General aims of managing the pregnant drug user

• Maintain contact with the patient.

• Promote the health and well being of the mother and fetus.

• Aim to reduce risk-taking behaviours (sharing needles, prostitution).

• Stabilize on non-injectable alternatives such as methadone.

• If considering detoxification, this should be done in the middle trimester.

• Provide good primary health (nutrition) and psychological care.

• Liaise with obstetric, midwifery, and paediatric teams, and with social services where appropriate.

• Social stability and provisions for motherhood.

• Social work/parenting assessment.

• Ensure that other drug and alcohol behaviours are assessed.

• HIV and hepatitis screening (vaccination where appropriate).

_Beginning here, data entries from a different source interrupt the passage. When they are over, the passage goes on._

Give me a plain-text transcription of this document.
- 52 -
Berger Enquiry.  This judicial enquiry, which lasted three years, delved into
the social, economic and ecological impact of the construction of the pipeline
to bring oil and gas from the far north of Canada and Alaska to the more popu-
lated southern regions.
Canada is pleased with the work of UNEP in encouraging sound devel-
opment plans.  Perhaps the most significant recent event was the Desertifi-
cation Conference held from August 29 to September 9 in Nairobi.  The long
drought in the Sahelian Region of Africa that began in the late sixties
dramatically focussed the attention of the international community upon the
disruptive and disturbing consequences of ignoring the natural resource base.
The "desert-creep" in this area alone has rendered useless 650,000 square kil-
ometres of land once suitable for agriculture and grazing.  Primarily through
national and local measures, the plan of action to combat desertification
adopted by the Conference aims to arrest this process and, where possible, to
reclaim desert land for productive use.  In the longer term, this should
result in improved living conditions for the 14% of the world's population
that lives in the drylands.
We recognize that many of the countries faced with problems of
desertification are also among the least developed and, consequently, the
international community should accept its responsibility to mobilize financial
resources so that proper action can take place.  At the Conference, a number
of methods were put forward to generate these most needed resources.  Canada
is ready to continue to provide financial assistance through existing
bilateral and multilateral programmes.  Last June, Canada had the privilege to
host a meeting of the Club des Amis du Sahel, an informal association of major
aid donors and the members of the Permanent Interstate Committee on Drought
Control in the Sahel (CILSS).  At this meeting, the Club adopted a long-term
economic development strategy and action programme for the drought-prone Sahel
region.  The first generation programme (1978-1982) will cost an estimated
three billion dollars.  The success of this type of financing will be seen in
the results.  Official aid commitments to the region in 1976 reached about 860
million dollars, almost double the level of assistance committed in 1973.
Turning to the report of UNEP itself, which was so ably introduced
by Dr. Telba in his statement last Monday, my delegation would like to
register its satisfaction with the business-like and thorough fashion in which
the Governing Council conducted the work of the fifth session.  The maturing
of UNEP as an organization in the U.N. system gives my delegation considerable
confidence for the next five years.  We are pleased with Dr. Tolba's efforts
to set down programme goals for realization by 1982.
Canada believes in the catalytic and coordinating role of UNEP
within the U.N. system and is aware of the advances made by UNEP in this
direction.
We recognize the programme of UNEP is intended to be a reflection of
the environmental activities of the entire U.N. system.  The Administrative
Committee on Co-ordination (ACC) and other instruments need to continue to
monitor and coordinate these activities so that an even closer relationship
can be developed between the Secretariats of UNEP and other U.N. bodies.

Stabilization of the mother on an oral substitute drug should always be the initial aim. Where possible, the mother should be encouraged to become abstinent prior to delivery—indeed this is often what both doctor and mother want. However, such a move may not always be in the best interests of the infant and mother, and it may often be more appropriate to keep the mother in contact with services on low-dose maintenance. The long-term outcome in women who enter methadone treatment programmes during pregnancy is better in terms of their pregnancy, childbirth, and infant development, irrespective of continuing illicit drug use. (2Z>

Although there is no clear relationship between maternal methadone dose and the intensity of neonatal withdrawal (or likelihood of experiencing it), the pregnant opiate user should be encouraged to try and reduce the dose since lower doses (15 mg) are probably associated with a reduction in severity of neonatal withdrawals. Benzodiazepines and opiates are slowly metabolized by the newborn infant, so that peridelivery administration may result in hypotonia and respiratory depression. Both opiate and benzodiazepine dependence in the mother may be associated with protracted withdrawal syndromes in the infant, with the risk of seizures. There is some evidence to suggest that transferring the pregnant mother onto buprenorphine during the second trimester is associated with lower rates of neonatal withdrawal. Methadone is not a contraindication to breast feeding, although there is wide variation in local recommendations. Issues such as maternal nutritional and viral status also need to be taken into account when deciding whether breast feeding is appropriate.

Prisoners

About one-third of remand prisoners have a substance abuse dependency problem, most commonly alcohol and opiates. Access to illicit substances is not prevented by imprisonment; indeed some users may increase their 'habit' while in prison. Poor levels of identification on screening at entry and as yet inadequate prison treatment services and court diversion schemes for drug-dependent offenders mean that their considerable needs will continue to be unmet. Education and good primary health care are vital. Recent interest in drug treatment and testing orders may allow those dependent users who are convicted of crimes associated with acquisitive offending to receive a treatment order as opposed to a custodial sentence.

Comorbid clients

There are high rates of comorbidity of personality disorders, depression, and anxiety disorders among opiate users, with the severity of premorbid pathology being an important determinate of outcome.(32> Appropriate assessment and treatment of depressive disorders is important in reducing relapse rates and maintaining engagement, remembering that suicide accounts for a high percentage of deaths in opiate users. Again, liaison with adult mental health teams is important.

HIV-positive addicts

Reducing high-risk behaviours by those with HIV is important in limiting the spread of the disease. Stabilization on methadone with abstinence from injecting, needle-sharing, and unprotected sex should be encouraged. Liaison with medical and psychiatric services is important.